It’s wanted to for years, but Irish-based low-cost airline Ryanair has now finally taken the plunge and approved plans to start up low-cost service on transatlantic routes.
The move is sure to send shivers through the boardrooms of Europe’s flag carriers, who have seen their cozy short-haul businesses decimated by the likes of Ryanair and Easyjet in recent years, and which rely to a huge extent on the profits from their long-haul transatlantic routes.
However, it’s not something that’s going to happen much before 2020. With the airline industry enjoying rapid growth worldwide thanks to burgeoning demand from a rising Asian middle-class, the order books of Boeing and Airbus are fuller than ever. Ryanair, said it may have to wait four to five years for planes.
In response to e-mailed questions, Ryanair said it wanted to run services between 12-14 cities in Europe and another 12-14 in the U.S., without specifying further.
The Financial Times said that the European base would be at London’s third airport Stansted, and said other destination/origin airports would include Dublin, Berlin and Cologne in Germany, plus other airports in Spain, Italy and Scandinavia. In the U.S., flights would go to and from Boston, Chicago, Florida, Miami, New York and Washington, D.C., among others.
The FT quoted Kenny Jacobs, Ryanair’s head of marketing, as saying that regular one-way fares would begin at 99 British pounds ($148). There will also be the odd trademark promotional giveaway for as little at 10 pounds.
Ryanair, which has gone from no-frills upstart to one of Europe’s most popular in terms of passenger numbers, is taking on a challenge that has been more than a match for others in the past, most notably Sir Freddie Laker’s ill-fated Skytrain venture. Laker borrowed heavily to buy his airplanes and went bankrupt in 1982 as interest rates were raised sharply to deal with the energy price shock after the Iranian revolution (the FAA grounding his McDonnell-Douglas DC-10s for safety issues also hurt). Ryanair can borrow at record-low rates today because of its investment-grade rating (BBB+ from Fitch and S&P) and because of the European Central Bank’s zero interest-rate policy, but where either rates or rating will be in five years time is anyone’s guess.
The same macroeconomic factors that drive interest rates up generally tend to do the same for fuel prices, which account for over a third of Ryanair’s total operating costs and which are now at a cyclical low. The company’s business plan will have to be costed to sustain a double whammy when the time comes.
In addition, there is no reason to think that competitors like International Consolidated Airlines Group, the parent company of British Airways and Iberia, or the likes of Delta and United are going to defend their high-margin oligopoly against newcomers any less doggedly than in Laker’s day.
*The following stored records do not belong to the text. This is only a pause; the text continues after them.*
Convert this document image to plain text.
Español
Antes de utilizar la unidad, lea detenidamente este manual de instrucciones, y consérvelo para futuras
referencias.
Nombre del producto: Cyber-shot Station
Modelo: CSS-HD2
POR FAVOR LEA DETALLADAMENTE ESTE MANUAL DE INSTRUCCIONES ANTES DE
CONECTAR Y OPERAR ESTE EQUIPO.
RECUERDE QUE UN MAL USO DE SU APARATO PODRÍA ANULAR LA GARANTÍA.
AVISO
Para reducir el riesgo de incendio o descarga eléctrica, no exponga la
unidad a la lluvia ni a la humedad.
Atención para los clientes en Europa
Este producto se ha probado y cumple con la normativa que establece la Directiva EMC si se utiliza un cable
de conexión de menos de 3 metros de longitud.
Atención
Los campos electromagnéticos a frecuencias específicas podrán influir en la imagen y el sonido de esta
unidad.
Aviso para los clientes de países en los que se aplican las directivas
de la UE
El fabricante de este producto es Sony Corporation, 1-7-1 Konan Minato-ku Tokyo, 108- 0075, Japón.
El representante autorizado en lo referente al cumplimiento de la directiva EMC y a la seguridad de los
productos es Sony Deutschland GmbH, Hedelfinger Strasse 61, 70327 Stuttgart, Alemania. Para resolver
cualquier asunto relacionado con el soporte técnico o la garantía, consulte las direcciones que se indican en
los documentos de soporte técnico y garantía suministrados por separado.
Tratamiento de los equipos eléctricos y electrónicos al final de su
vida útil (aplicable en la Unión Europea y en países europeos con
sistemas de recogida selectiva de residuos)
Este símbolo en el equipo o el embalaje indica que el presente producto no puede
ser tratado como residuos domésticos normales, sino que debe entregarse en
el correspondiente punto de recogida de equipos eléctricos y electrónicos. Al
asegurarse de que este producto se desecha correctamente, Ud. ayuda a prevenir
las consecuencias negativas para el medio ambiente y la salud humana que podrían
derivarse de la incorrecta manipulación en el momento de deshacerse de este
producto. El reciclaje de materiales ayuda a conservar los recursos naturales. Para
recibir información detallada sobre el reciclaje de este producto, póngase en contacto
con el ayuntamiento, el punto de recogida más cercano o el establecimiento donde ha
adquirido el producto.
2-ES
But there are important differences with Laker too. The most important, arguably, is the fact that Ryanair is now a well-established company in its own right, carrying nearly 88 million passengers in the year to February (up 7.2% from a year earlier), with far better cash flow than its European competitors.
But even the company seems to admit that it can’t trust to goodwill from its European passenger base. The FT reported that it won’t use the Ryanair brand on the new service, something that suggests it knows that a seven-hour Ryanair experience is going to be a much harder sell than one lasting 90 minutes (a trauma summarized here in typically strong language by comedy group Fascinating Aida).
Ryanair wouldn’t confirm its plans for branding Monday.